In the city where I used to live, there was a wonderful program called Living Better on Less. The program was offered through a non-profit in a church basement and funded through grants. It was designed to help people live on a lower income, consuming less, and getting more joy from life. It was a wonderful program where participants met weekly to talk about different topics around living with less.
At first I assumed that it was a program that was targeted at lower income folks, showing them how to live comfortably with less money. I realize now how a) presumptuous that was and b) how incredibly wrong it was. Mostly because people on low income already know how to live with less. It’s people who are over consuming – people with disposable income – that tend to equate quality of life with volume of material possessions.
I never took part and I regret not taking the time out of life. I remember thinking that I had young children and life was too busy, but I think I would have really benefited from the program looking back. But I was fortunate to work with a few non-profit organizations whose ideals focused on the same message to learn some of the similar concepts and skills.
Living better with less encompasses the idea that getting rid of excess material consumption can actually give you a richer, more fulfilling life. By streamlining the way we spend our time and money and finding what we truly enjoy, we don’t have to focus as much on earning more money to buy things that we don’t really need. Other than personal well being, there’s a whole host of additional benefits to both consuming less stuff and needing to work less to support financial habits. The planet benefits from less resource extraction, less material production, less junk in the landfills. Your family benefits from more time together and less stress from overwork. By working less and buying less, we also contribute less to oppressive capitalist systems. We break ourselves out of that jail, but also contribute less to continuing to jail others.

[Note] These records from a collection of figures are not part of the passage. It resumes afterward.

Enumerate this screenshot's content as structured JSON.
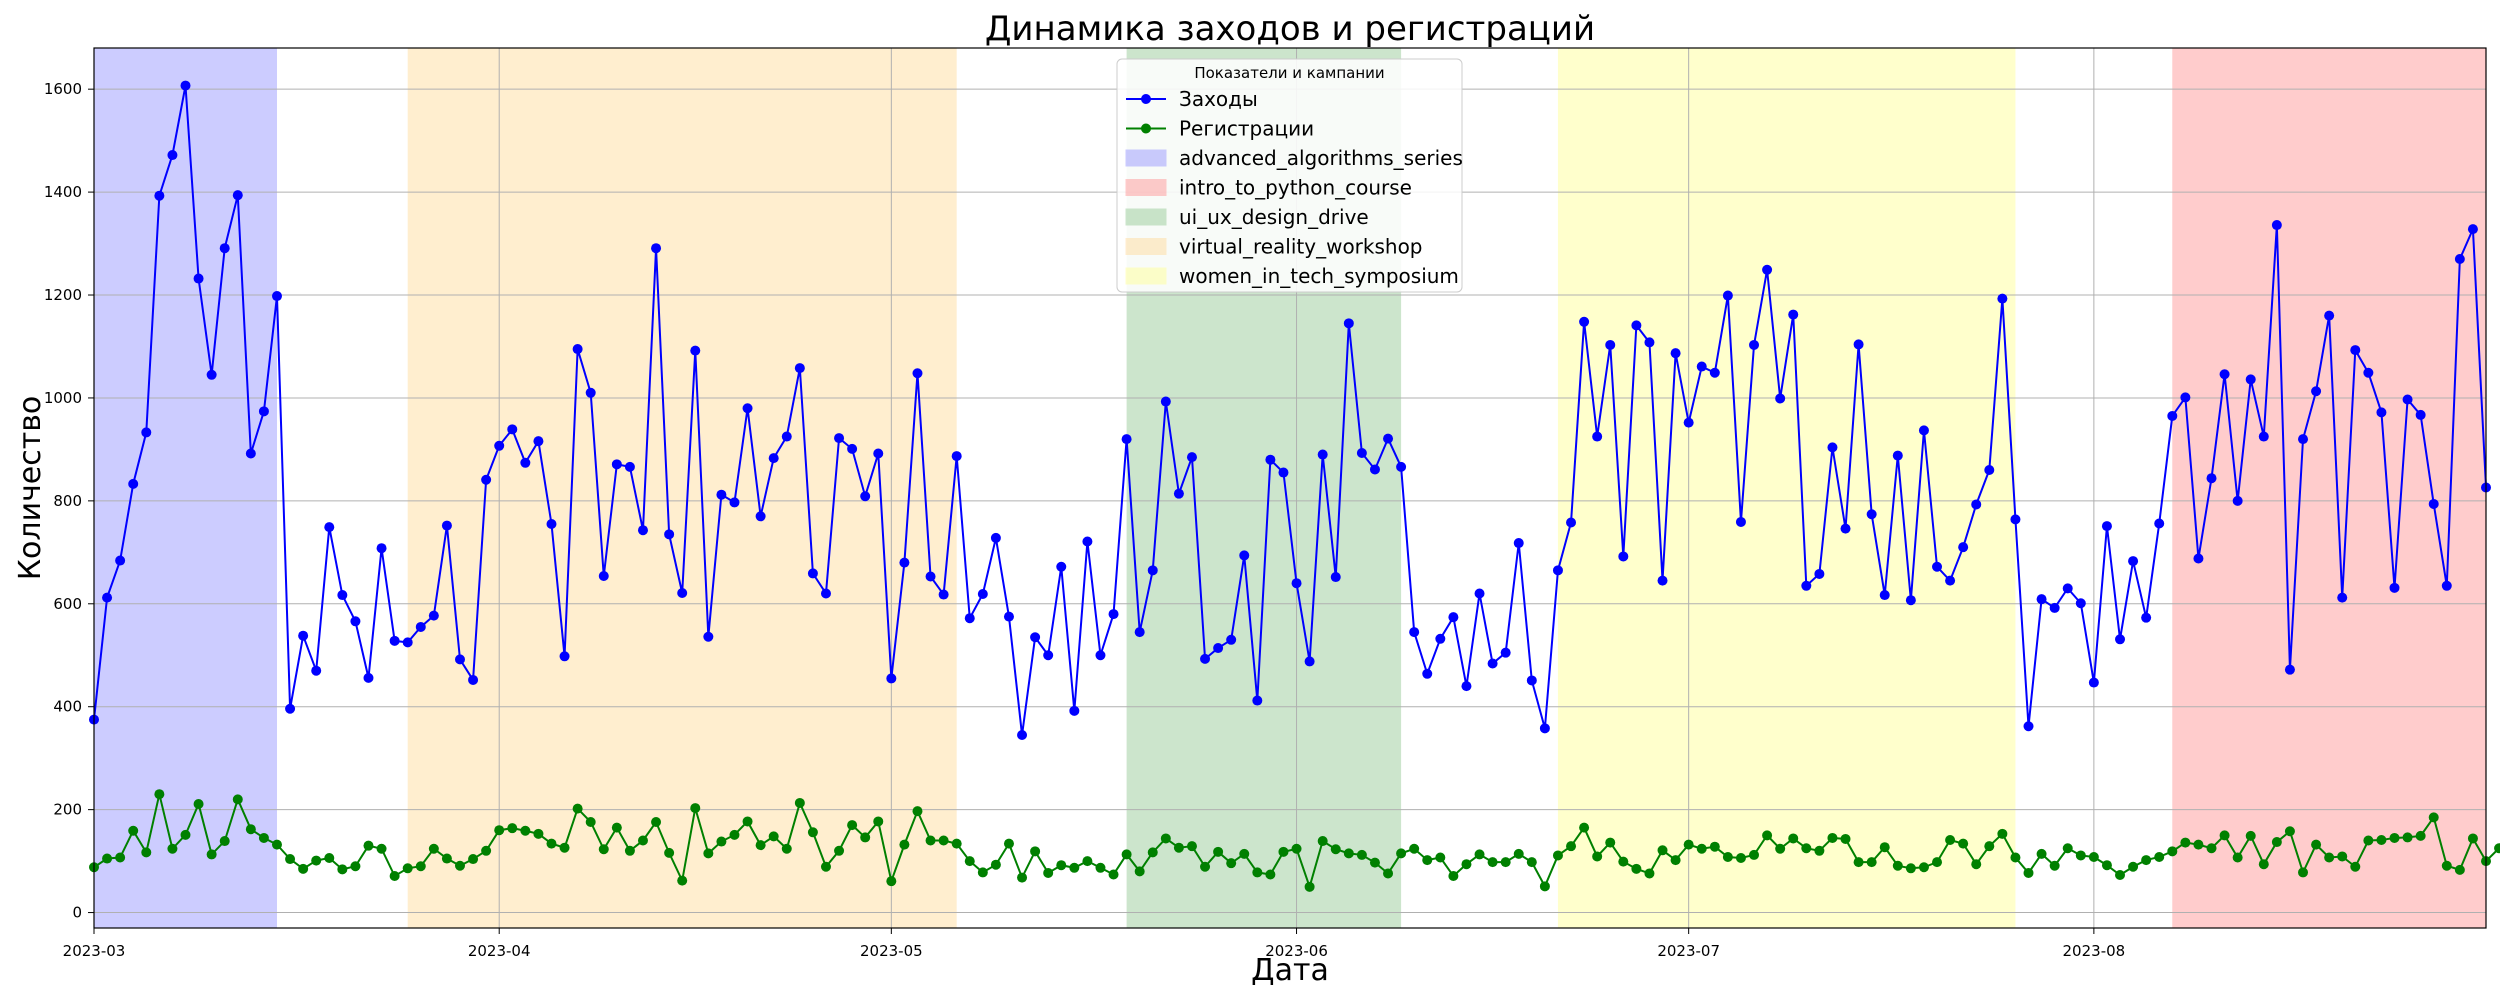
{
  "chart_data": {
    "type": "line",
    "title": "Динамика заходов и регистраций",
    "xlabel": "Дата",
    "ylabel": "Количество",
    "x_range": [
      "2023-03-01",
      "2023-08-31"
    ],
    "ylim": [
      -30,
      1680
    ],
    "x_ticks": [
      "2023-03",
      "2023-04",
      "2023-05",
      "2023-06",
      "2023-07",
      "2023-08"
    ],
    "y_ticks": [
      "0",
      "200",
      "400",
      "600",
      "800",
      "1000",
      "1200",
      "1400",
      "1600"
    ],
    "grid": true,
    "legend": {
      "title": "Показатели и кампании",
      "placement": "top-center"
    },
    "colors": {
      "visits": "#0000ff",
      "registrations": "#008000"
    },
    "campaigns": [
      {
        "name": "advanced_algorithms_series",
        "start": "2023-03-01",
        "end": "2023-03-15",
        "color": "#9999ff"
      },
      {
        "name": "intro_to_python_course",
        "start": "2023-08-07",
        "end": "2023-08-31",
        "color": "#ff9999"
      },
      {
        "name": "ui_ux_design_drive",
        "start": "2023-05-19",
        "end": "2023-06-09",
        "color": "#99cc99"
      },
      {
        "name": "virtual_reality_workshop",
        "start": "2023-03-25",
        "end": "2023-05-06",
        "color": "#ffdda0"
      },
      {
        "name": "women_in_tech_symposium",
        "start": "2023-06-21",
        "end": "2023-07-26",
        "color": "#ffff9a"
      }
    ],
    "series": [
      {
        "name": "Заходы",
        "start_date": "2023-03-01",
        "values": [
          375,
          612,
          684,
          833,
          933,
          1393,
          1472,
          1607,
          1232,
          1045,
          1291,
          1394,
          892,
          974,
          1198,
          396,
          538,
          470,
          749,
          617,
          566,
          456,
          708,
          528,
          525,
          555,
          577,
          752,
          492,
          452,
          841,
          907,
          939,
          874,
          916,
          755,
          498,
          1095,
          1010,
          654,
          871,
          866,
          743,
          1291,
          735,
          621,
          1092,
          536,
          812,
          797,
          980,
          770,
          883,
          925,
          1058,
          659,
          620,
          922,
          901,
          809,
          892,
          455,
          680,
          1048,
          653,
          618,
          887,
          572,
          619,
          728,
          575,
          345,
          535,
          500,
          672,
          392,
          721,
          500,
          580,
          920,
          545,
          665,
          993,
          814,
          885,
          493,
          514,
          530,
          694,
          412,
          880,
          855,
          640,
          488,
          890,
          652,
          1145,
          893,
          861,
          921,
          866,
          545,
          464,
          532,
          574,
          440,
          620,
          484,
          505,
          718,
          451,
          358,
          665,
          758,
          1148,
          925,
          1103,
          692,
          1141,
          1108,
          645,
          1087,
          952,
          1061,
          1049,
          1199,
          759,
          1103,
          1249,
          999,
          1162,
          635,
          658,
          904,
          746,
          1104,
          774,
          617,
          888,
          607,
          937,
          672,
          645,
          710,
          793,
          860,
          1193,
          764,
          362,
          609,
          592,
          630,
          601,
          447,
          751,
          531,
          683,
          573,
          756,
          965,
          1001,
          688,
          844,
          1046,
          800,
          1036,
          925,
          1336,
          472,
          920,
          1013,
          1160,
          612,
          1093,
          1049,
          972,
          631,
          997,
          967,
          794,
          635,
          1270,
          1328,
          826
        ]
      },
      {
        "name": "Регистрации",
        "start_date": "2023-03-01",
        "values": [
          88,
          105,
          107,
          159,
          117,
          230,
          124,
          151,
          211,
          113,
          139,
          220,
          162,
          145,
          132,
          104,
          85,
          101,
          106,
          84,
          90,
          130,
          124,
          71,
          86,
          90,
          124,
          105,
          91,
          104,
          120,
          160,
          164,
          159,
          153,
          134,
          126,
          202,
          176,
          123,
          165,
          120,
          140,
          176,
          116,
          62,
          203,
          115,
          138,
          151,
          177,
          131,
          148,
          124,
          213,
          156,
          89,
          120,
          170,
          146,
          177,
          61,
          132,
          197,
          140,
          140,
          134,
          100,
          78,
          93,
          134,
          68,
          119,
          77,
          92,
          87,
          100,
          87,
          74,
          113,
          80,
          117,
          144,
          126,
          129,
          89,
          118,
          96,
          114,
          78,
          74,
          118,
          124,
          50,
          139,
          123,
          115,
          112,
          97,
          76,
          115,
          124,
          102,
          107,
          71,
          94,
          113,
          98,
          98,
          114,
          98,
          51,
          111,
          129,
          165,
          109,
          136,
          99,
          85,
          76,
          121,
          102,
          132,
          124,
          128,
          108,
          106,
          112,
          150,
          124,
          144,
          125,
          120,
          145,
          143,
          98,
          98,
          127,
          91,
          86,
          88,
          98,
          141,
          134,
          94,
          129,
          153,
          107,
          77,
          114,
          91,
          125,
          111,
          108,
          92,
          73,
          89,
          102,
          108,
          119,
          136,
          132,
          125,
          150,
          107,
          149,
          94,
          137,
          158,
          78,
          132,
          107,
          109,
          89,
          140,
          141,
          145,
          146,
          149,
          185,
          91,
          83,
          144,
          100,
          125
        ]
      }
    ]
  }
}
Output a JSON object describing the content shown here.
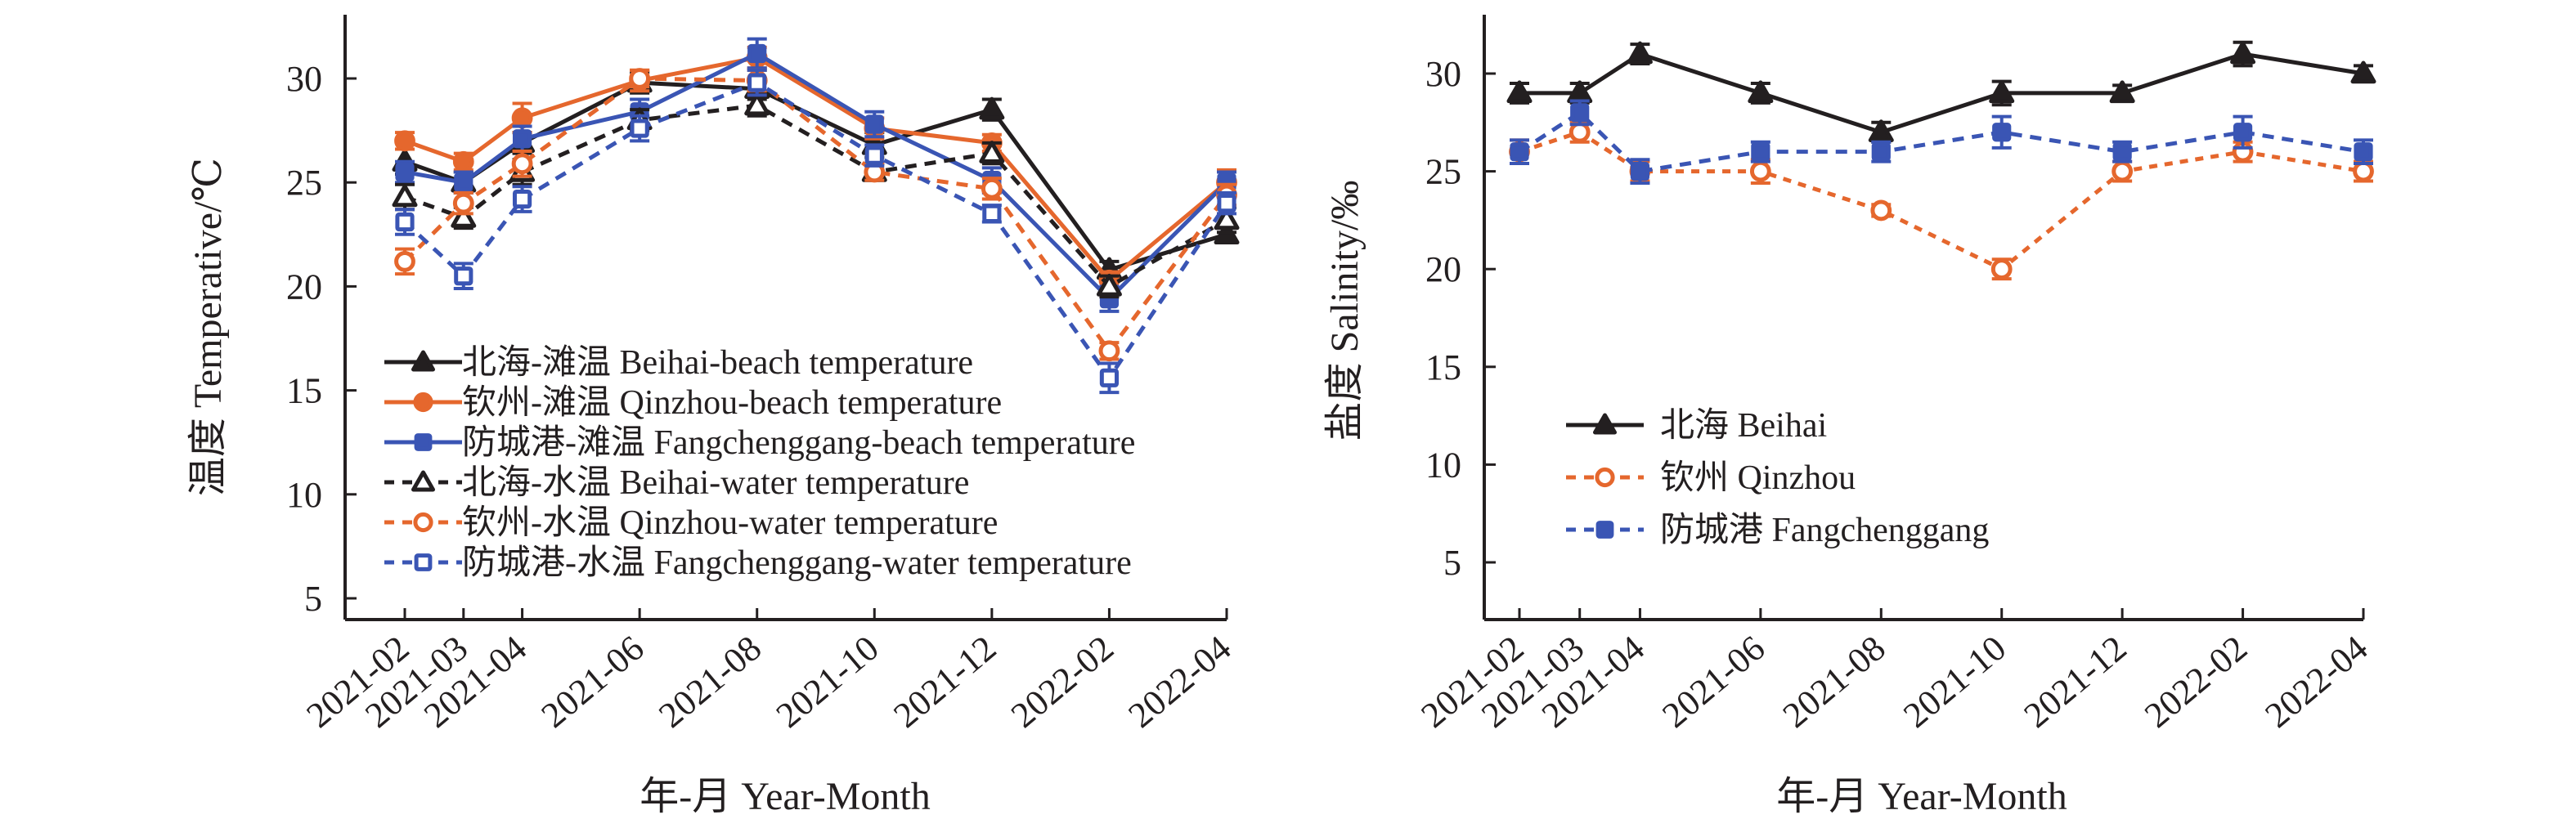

Some folks counter to a minimalist lifestyle by saying that you have to make sacrifices to personal contentment and comfort. Maybe that’s a bit true, but from as far as I’ve come, these changes don’t feel like sacrifices and I don’t feel uncomfortable. It’s a matter of figuring out where the excess is and trimming it out. It’s about getting rid of the things that we do programmatically that don’t bring a net positive in our lives. And the more that we trim, the more we discover what we really need, allowing us to remove more and more excess. That excess is going to be different for each person based on what their passions are, so I can’t tell you what to remove from your life. But I can tell you that there’s always more to pare back, to streamline, to reconsider. And by removing that excess, it’s easier to see what truly brings you joy.